You’ll have to start by downloading the 200 MB files. If you wish to use the tarball version, here are the commands you can use to move to the home directory, download and unzip.

cd ~/
wget http://build.chromium.org/buildbot/archives/chromiumos-0.4.22.8.tar.gz
tar zxvf chromiumos-0.4.22.8.tar.gz
mv chromiumos-0.4.22.8/ chromiumos/
cd chromiumos

From there you can start with the steps on the above Google link.

The process is relatively straightforward as compared to a standard compile/install procedure, thanks to Google’s use of bash scripts. I proceeded without incident until it came time to run the ./enter_chroot.sh script. This one failed multiple times and it took me some time to figure out that I needed to run ./make_chroot.sh a second time. After that, there were no more problems, and I soon had a VMWare disk to use.

Using Chrome OS

If you wish to bypass the whole build process, gdgt has graciously provided a direct link to a download for a VMWare image. Going that route can definitely save some time.
After installing a VMWare Fusion trial, I had Chrome OS running and was presented with a nice log in screen. If you enter your Google address and password, all the applications should be set up immediately with your data and you can begin to use the OS right away. Once logged in, you really are using a giant browser.
At this stage, the open-source Chromium downloads lag behind what Google presented earlier this week, so some of the features aren’t available yet. Right now there is a Chrome browser, and that’s about it. The button at the top left shows some of the applications available, like Calendar, YouTube, Documents, Hulu and more.
These are essentially just links to the respective Google pages. The top right corner has buttons for changing a few settings and checking battery and WiFI information. Other than that, it’s pretty spartan (there isn’t even a shutdown button).

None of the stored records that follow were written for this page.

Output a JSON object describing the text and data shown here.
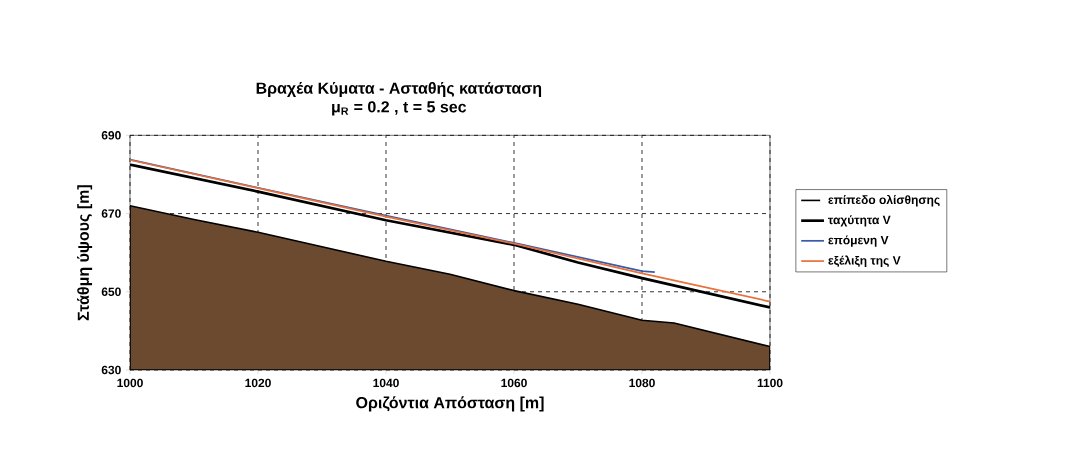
{
  "chart_data": {
    "type": "line",
    "title": "Βραχέα Κύματα  - Ασταθής κατάσταση",
    "subtitle": "μ$_{R}$ = 0.2 , t = 5 sec",
    "xlabel": "Οριζόντια Απόσταση [m]",
    "ylabel": "Στάθμη ύψους [m]",
    "xlim": [
      1000,
      1100
    ],
    "ylim": [
      630,
      690
    ],
    "xticks": [
      1000,
      1020,
      1040,
      1060,
      1080,
      1100
    ],
    "yticks": [
      630,
      650,
      670,
      690
    ],
    "grid": true,
    "legend": "right",
    "series": [
      {
        "name": "επίπεδο ολίσθησης",
        "type": "area",
        "color": "#6b4a30",
        "x": [
          1000,
          1010,
          1020,
          1030,
          1040,
          1050,
          1060,
          1070,
          1080,
          1085,
          1100
        ],
        "values": [
          672,
          668.5,
          665.2,
          661.5,
          657.8,
          654.5,
          650.3,
          646.8,
          642.7,
          642,
          636
        ]
      },
      {
        "name": "ταχύτητα V",
        "color": "#000000",
        "x": [
          1000,
          1020,
          1040,
          1060,
          1070,
          1080,
          1100
        ],
        "values": [
          682.5,
          675.6,
          668.3,
          662,
          657.5,
          653.5,
          646
        ]
      },
      {
        "name": "επόμενη V",
        "color": "#3a5ba8",
        "x": [
          1000,
          1020,
          1040,
          1060,
          1080,
          1082
        ],
        "values": [
          683.8,
          676.6,
          669.5,
          662.5,
          655.3,
          655
        ]
      },
      {
        "name": "εξέλιξη της V",
        "color": "#e8703a",
        "x": [
          1000,
          1020,
          1040,
          1060,
          1080,
          1100
        ],
        "values": [
          683.7,
          676.5,
          669.2,
          662.3,
          654.7,
          647.5
        ]
      }
    ]
  }
}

It is an interesting take on the future of computing, a problem I noticed is that a weak internet connection really dampens the benefits. To truly make use of the features built in, you’ll need a solid pipe, because waiting to even check a calendar is a bit annoying. If/when this makes its way to netbooks with wireless internet solutions, that will make a very nice package.

Is this the future?

Using these early builds, I found myself wondering who will want to use an operating system that deals very little with local storage and functionality. Google’s intention is that it will be used almost exclusively on netbooks — the tiny 8-10″ computers that are mostly used for email and web browsing. They’ve even decided that to use their version of Chromium, you’ll have to buy a new device (it won’t be available as a software only product). For that purpose, I can see it being a success. For full scale computing, I don’t think it will be usurping Windows or Mac OS X any time soon.